No yelling took place that night or ever. No tears were shed…yet. Those came later. Somehow, in that moment, despite the despair I felt, God filled me with the knowledge and ability that these children needed support. My husband, Mark, and I asked them their plans. They wanted the baby no matter what. We let them know we would support them emotionally, financially (as long as they finished school, worked hard, etc.), and physically.
Later, alone in my bedroom, I began to cry. That was the beginning of my nights shut alone in my room crying, unable to sleep, worrying about my son, worrying about his future. I cried for the girlfriend and all she would be giving up.

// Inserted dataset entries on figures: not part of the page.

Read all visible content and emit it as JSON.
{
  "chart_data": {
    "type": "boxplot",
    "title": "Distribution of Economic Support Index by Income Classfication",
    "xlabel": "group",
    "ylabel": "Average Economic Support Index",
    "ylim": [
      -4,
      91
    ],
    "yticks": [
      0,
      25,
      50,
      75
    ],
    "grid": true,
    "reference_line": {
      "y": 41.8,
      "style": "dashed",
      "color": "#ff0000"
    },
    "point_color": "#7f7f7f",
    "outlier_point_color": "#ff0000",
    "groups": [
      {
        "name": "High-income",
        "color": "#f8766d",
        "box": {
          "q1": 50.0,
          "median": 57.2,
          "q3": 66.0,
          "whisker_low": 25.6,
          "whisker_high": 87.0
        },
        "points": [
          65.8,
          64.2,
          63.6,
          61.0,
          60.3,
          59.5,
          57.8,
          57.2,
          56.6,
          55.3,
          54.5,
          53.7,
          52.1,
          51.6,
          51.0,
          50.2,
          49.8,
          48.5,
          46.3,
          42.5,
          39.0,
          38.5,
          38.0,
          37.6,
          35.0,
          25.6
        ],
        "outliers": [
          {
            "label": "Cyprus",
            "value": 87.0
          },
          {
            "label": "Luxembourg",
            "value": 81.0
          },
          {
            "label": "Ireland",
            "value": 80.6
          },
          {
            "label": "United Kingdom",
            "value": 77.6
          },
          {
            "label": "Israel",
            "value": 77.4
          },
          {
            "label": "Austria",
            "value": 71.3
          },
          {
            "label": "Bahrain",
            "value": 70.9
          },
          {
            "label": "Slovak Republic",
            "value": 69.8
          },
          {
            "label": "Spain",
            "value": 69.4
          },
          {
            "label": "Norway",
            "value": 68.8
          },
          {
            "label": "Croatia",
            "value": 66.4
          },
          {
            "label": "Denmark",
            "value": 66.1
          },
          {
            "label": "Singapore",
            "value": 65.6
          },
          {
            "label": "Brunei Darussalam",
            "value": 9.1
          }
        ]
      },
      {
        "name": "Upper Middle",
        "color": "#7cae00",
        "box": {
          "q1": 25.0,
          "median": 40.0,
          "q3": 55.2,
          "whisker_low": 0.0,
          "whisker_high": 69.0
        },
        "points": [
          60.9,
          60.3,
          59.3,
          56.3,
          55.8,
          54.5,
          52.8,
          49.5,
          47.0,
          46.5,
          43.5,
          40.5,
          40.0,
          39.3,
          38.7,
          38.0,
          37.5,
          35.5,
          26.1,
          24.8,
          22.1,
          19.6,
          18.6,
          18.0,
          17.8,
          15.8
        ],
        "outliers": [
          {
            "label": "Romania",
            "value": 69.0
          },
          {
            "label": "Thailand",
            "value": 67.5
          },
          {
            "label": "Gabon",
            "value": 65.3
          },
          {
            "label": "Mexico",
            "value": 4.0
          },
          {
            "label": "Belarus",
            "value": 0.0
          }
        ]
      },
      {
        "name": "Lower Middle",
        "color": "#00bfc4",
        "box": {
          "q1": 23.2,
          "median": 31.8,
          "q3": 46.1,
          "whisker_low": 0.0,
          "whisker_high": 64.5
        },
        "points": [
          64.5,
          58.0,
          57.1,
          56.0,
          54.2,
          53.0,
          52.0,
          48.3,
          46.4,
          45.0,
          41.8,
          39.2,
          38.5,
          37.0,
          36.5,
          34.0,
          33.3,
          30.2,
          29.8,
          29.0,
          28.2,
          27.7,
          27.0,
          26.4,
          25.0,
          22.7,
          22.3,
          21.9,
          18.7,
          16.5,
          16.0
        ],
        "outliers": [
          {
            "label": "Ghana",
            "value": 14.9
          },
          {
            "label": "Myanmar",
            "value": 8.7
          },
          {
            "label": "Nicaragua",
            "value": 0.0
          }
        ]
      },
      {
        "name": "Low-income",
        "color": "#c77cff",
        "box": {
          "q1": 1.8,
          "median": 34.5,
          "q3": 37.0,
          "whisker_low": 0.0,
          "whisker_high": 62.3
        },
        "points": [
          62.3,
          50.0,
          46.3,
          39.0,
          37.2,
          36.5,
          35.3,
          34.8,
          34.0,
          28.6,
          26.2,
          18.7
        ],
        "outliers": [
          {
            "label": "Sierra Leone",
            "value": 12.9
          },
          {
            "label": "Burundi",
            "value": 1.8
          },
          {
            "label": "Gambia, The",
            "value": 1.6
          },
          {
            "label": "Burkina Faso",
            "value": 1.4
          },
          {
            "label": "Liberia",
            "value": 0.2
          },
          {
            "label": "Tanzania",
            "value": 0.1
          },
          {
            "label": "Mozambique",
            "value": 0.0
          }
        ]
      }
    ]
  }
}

And I cried for myself. Where had I gone wrong? What did I miss in raising my son that caused him to make these choices? I blamed myself, my husband, my son. I worried what people would think, what my parents would think.
I sat on the floor crying on the phone to my mom the day I told her. “Julie,” she told me. “I wish I were there to wrap my arms around you and hug you tight.” Her support made me cry even harder.
The fear of what I might have to do paralyzed me. My husband and I aren’t young; we weren’t ready to raise a baby. How much would be expected of us?
I walked through my days as a zombie refusing to talk about the pregnancy with anyone, fretting over people’s judgement of my family. Well, how I perceived they would judge us…I eventually began recognizing God’s blessings when my friends stood beside me. They supported me, encouraged me, prayed for us. I am thankful for my dear friends. That recognition came after, though…after I turned to God.
In my despair, I had totally shut God out. But let me tell you this…the moment I remembered that I’m not alone, that He is with me, it became okay. I became okay. I lay in bed one night, taking a breath in between sobs, and I remembered to pray. I remembered to listen to God’s answer and to accept His grace, because ladies…He always offers His grace.
I felt peace, and I knew in that moment it would be all right because we had each other; we had love. And God is love. Love is God, right?
When I let God in and accepted His grace for me in this new difficult situation, I felt His peace. I knew that I had to let go of worry and fear. I knew that just as God had forgiven me in a million other instances (those are stories for another time), I must also forgive my son and myself and my husband and the girlfriend. Once I could forgive, then I could extend grace to them just as God extends it to me. I’ve gotta tell you, that’s a good way to live!
We don’t always know how things will work out; we never do. But by finding the blessing in our situation, we found joy.
And just look…look at my joy…
I find God’s grace in this sweet little face. I find it in her laughter, on the smiles on my children’s faces…through our joy we know His grace. Through His grace, we know joy. And this is enough for me. I hope you all understand that it’s enough for you, too.
Trust God. He can’t make His grace any more sufficient than it already is. He has made it so. Embrace it. Get up and believe it. Do that, and you will know it’s true. The Lord says it’s true in the simplest way in 2 Corinthians 12:9: My grace IS (not shall be or may be) sufficient for you.”
Thank you, O God, for your love. Thank you for your most magnificent gift of Grace. Help us to remember what you have spoken to us. As we strive to live for you, help us to gain strength in your sustaining grace as you comfort us. In the trials of life may we rely on the comfort you provide. This we ask in Jesus’ name. Amen.
Follow-up: While we and our granddaughter’s other grandparents have supported and encouraged our children, they (my son and the baby’s mom) have truly stepped up to their responsibilities and are amazing parents. They both have successfully completed a nursing program, passed their boards, and are licensed practical nurses. My son works full time in a clinic and is back in school full time working towards his bachelor’s degree.